结果:LDL-C从基线下降到ACS后2个月(107±38mg/dl至78±25mg/dl,p<0.001)通过高强度他汀类药物处方(91.8%),而在2个月时LDL-C<70mg/dl的发生率仅保持40.2%,此后无明显变化。在后续期间,200例患者发生CVE。前2个月的LDL-C降低和后6个月的AOC-70均与随后的CVE风险相关(HR[风险比][95%置信区间]:1.48[1.16-1.89]和1.22[1.05-1.44])。此外,早期干预后持续强化LDL-C降低治疗可进一步降低CVE风险.
结论:本研究观察到,在ACS后的前两个月内实现早期和密集的LDL-C降低并在接下来的六个月内保持其抑制了随后的CVE风险,表明早期的重要性,密集,和持续的LDL-C降低治疗在ACS二级预防中的应用。

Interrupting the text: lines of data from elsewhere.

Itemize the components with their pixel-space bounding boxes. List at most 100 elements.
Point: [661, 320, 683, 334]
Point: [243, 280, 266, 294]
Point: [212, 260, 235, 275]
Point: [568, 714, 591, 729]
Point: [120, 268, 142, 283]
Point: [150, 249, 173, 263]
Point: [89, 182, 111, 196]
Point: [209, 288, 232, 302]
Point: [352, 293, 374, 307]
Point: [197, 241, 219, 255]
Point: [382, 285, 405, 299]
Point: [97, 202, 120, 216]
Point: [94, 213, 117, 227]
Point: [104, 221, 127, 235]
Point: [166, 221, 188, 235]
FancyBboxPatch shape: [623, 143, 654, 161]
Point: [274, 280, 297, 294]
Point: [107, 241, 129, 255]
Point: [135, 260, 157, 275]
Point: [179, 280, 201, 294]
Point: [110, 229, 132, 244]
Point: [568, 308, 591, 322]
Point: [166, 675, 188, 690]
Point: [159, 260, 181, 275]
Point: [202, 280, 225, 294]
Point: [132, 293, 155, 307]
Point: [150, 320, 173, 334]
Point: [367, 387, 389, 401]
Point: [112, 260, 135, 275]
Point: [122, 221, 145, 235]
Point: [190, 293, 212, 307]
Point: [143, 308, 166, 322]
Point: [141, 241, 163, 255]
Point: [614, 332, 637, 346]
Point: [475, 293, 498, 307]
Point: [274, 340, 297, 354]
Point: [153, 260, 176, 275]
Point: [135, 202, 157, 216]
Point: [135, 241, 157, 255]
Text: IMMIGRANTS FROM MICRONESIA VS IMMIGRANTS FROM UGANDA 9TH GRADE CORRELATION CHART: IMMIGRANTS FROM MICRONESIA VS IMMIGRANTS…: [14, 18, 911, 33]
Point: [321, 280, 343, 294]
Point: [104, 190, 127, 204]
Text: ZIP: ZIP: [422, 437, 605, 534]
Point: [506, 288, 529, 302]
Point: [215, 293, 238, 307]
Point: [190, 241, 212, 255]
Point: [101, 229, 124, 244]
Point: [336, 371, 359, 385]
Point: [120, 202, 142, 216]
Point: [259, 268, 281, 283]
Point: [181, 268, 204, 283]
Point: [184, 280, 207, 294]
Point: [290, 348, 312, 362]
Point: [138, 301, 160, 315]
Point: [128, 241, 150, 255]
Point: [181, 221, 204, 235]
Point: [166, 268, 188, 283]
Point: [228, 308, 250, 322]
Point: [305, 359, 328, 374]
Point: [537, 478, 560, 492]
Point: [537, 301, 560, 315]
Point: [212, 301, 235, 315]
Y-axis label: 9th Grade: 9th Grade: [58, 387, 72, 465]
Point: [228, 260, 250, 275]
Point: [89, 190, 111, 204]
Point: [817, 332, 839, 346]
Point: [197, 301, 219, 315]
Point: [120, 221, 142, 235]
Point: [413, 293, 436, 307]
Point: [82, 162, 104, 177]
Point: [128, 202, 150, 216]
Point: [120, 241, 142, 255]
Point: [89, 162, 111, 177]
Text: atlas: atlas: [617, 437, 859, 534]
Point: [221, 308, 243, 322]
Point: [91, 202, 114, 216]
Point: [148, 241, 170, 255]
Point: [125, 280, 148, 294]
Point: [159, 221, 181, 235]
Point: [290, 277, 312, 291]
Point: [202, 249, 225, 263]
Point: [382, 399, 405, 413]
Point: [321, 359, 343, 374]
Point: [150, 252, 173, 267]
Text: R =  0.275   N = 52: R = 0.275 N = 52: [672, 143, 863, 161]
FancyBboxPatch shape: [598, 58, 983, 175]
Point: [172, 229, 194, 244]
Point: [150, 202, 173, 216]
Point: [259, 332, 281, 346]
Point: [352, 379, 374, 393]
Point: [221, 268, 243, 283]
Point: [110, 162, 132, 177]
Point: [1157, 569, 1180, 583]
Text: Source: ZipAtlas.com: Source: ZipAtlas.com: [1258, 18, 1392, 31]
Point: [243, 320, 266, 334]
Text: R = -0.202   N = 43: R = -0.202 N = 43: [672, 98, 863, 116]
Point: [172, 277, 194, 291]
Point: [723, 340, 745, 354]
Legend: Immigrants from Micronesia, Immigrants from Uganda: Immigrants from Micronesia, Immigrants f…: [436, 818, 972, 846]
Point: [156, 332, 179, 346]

方法:在831例ACS患者中,我们评估了ACS后前2个月的LDL-C降低作为早期干预指标,并以70mg/dl作为未来6个月的阈值(AOC-70)作为持续强度指数,评估了LDL-C曲线上的面积.对患者进行CVE随访的中位数为3.0(1.1-5.2)年,定义为心血管死亡的复合物,非致死性心肌梗死,需要血运重建的心绞痛,脑梗塞,和冠状动脉搭桥术.
结果:LDL-C从基线下降到ACS后2个月(107±38mg/dl至78±25mg/dl,p<0.001)通过高强度他汀类药物处方(91.8%),而在2个月时LDL-C<70mg/dl的发生率仅保持40.2%,此后无明显变化。在后续期间,200例患者发生CVE。前2个月的LDL-C降低和后6个月的AOC-70均与随后的CVE风险相关(HR[风险比][95%置信区间]:1.48[1.16-1.89]和1.22[1.05-1.44])。此外,早期干预后持续强化LDL-C降低治疗可进一步降低CVE风险.
结论:本研究观察到,在ACS后的前两个月内实现早期和密集的LDL-C降低并在接下来的六个月内保持其抑制了随后的CVE风险,表明早期的重要性,密集,和持续的LDL-C降低治疗在ACS二级预防中的应用。